Il Gin è una bevanda ottenuta dall'infusione di bacche di ginepro in alcool prodotto dalla distillazione di cereali - grano, orzo, frumento e segale - aromatizzato con piante, in particolare lavanda, iris, rose, e spezie; il gusto non deve prevaricare quello del ginepro.

A Milano sono stati presentati i tre “Gin Agricolo”: Evra, Blagheur e Gadan. Tre prodotti di punta dell'azienda che possono sugellare degnamente una serata fra amici. Il Gin agricolo è un liquore con una ricetta unica basato sull'utilizzo di varietà e quantità specifiche di componenti, interamente provenienti dal Piemonte coltivate direttamente dai fratelli Cavallero e utilizzate fresche.

Indipendente, fiero, coraggioso, imprevedibile e con il gusto dell'avventura, Gian Franco porta avanti il suo sogno: produrre un Gin che sia interamente frutto del territorio, del quale possa seguire la filiera produttiva, utilizzando solo ingredienti freschi, botaniche selezionate e coltivate a kilometro zero.

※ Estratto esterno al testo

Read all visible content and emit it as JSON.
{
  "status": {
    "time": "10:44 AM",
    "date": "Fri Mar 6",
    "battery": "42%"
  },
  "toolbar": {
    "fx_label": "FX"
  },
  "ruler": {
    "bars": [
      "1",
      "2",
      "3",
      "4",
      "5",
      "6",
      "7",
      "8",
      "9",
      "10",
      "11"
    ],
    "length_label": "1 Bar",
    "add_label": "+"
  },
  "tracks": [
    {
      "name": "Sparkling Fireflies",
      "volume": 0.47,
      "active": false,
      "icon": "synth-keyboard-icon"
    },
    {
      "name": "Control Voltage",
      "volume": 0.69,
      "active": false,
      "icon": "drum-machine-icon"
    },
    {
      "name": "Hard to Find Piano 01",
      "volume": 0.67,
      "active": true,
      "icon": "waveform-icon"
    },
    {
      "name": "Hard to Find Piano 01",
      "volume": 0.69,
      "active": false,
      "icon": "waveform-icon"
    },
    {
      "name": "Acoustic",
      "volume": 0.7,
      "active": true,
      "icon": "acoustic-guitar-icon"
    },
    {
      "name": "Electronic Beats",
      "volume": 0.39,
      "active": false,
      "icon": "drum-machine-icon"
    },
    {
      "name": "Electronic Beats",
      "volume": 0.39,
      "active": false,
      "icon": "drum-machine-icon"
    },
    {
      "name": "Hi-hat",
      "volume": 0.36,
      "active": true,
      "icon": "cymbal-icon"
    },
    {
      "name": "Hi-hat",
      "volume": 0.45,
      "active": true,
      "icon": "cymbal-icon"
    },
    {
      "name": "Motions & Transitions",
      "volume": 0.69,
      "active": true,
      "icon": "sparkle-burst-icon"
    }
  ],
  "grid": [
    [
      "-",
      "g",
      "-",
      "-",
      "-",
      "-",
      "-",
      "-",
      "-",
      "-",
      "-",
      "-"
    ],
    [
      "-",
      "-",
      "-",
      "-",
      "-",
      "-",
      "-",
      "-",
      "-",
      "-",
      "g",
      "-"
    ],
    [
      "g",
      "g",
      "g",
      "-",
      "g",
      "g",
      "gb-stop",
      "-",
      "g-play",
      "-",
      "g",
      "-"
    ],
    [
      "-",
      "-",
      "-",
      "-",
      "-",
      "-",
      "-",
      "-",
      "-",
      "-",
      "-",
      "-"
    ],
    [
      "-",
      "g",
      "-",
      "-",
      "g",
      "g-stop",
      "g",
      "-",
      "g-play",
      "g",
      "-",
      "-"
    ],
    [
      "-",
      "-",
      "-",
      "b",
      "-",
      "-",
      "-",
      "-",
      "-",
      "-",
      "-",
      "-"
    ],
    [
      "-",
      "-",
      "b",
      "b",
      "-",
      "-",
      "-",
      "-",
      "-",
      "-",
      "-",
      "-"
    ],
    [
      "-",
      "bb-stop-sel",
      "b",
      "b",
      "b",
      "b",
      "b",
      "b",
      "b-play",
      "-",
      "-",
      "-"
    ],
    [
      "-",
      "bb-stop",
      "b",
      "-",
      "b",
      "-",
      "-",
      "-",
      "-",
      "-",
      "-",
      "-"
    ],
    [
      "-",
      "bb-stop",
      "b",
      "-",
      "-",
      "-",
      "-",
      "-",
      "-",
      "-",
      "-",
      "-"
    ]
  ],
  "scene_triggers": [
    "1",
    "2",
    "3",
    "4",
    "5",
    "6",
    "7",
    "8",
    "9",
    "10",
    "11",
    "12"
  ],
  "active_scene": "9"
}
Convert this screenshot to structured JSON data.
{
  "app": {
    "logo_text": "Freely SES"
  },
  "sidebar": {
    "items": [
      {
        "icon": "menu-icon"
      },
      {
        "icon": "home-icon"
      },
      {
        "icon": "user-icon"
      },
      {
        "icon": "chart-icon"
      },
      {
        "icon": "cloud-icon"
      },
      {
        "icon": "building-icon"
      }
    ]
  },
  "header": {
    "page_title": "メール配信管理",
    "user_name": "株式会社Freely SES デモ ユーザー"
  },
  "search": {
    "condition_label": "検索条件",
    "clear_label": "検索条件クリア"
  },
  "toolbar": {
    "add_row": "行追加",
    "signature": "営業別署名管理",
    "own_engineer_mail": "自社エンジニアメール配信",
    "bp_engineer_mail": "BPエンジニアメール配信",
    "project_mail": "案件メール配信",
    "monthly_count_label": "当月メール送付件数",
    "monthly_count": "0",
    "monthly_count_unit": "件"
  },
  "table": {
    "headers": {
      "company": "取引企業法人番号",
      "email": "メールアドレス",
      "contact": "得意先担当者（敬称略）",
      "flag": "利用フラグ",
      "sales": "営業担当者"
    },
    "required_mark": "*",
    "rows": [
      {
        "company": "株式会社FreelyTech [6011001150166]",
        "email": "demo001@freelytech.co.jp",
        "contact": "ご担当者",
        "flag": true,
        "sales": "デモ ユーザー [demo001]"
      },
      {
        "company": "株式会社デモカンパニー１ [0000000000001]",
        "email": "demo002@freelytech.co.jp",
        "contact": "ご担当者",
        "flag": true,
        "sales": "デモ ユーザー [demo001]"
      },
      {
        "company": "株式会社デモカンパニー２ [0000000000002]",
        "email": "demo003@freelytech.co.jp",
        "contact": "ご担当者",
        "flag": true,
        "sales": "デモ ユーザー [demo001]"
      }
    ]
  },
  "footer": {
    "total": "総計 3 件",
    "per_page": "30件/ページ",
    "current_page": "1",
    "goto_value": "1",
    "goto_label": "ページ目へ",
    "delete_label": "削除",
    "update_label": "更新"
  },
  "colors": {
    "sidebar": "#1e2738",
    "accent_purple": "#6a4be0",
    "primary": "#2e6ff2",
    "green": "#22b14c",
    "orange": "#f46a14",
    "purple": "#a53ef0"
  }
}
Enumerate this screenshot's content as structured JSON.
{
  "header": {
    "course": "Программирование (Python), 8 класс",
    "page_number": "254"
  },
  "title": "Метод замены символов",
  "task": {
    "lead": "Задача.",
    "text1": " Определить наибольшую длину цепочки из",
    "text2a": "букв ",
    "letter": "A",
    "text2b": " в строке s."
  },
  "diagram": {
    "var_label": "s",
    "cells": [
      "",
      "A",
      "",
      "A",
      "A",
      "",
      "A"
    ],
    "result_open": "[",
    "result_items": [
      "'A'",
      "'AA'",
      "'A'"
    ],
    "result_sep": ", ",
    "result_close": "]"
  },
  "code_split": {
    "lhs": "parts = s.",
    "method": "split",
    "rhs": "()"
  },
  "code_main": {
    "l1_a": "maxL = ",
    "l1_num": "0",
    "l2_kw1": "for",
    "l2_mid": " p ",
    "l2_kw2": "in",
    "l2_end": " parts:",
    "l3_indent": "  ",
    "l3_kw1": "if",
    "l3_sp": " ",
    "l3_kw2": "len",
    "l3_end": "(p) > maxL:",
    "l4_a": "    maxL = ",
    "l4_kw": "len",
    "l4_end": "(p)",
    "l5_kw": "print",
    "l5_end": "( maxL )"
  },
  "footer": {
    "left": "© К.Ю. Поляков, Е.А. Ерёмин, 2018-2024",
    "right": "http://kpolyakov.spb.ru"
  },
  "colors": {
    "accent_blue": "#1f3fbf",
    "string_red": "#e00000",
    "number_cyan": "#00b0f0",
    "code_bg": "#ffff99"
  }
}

Già co-proprietario dell'Azienda vinicola Sant'Agata - notevoli il Barbera d'Asti superiore Altea e il Pro Nobis Ruche rivalorizzato da un parroco contadino - sei anni fa si è lanciato nell'avventura del produrre un Gin tutto piemontese, con peculiarità e gusto inconfondibile. Dai tremila metri iniziali è passato a 4 ettari di terreno per coltivare le botaniche più adatte aumentando di pari passo anche le specie di piante messe a dimora che son passate da 20 a 35. E la sfida continua perché vi è un mercato tutto da conquistare.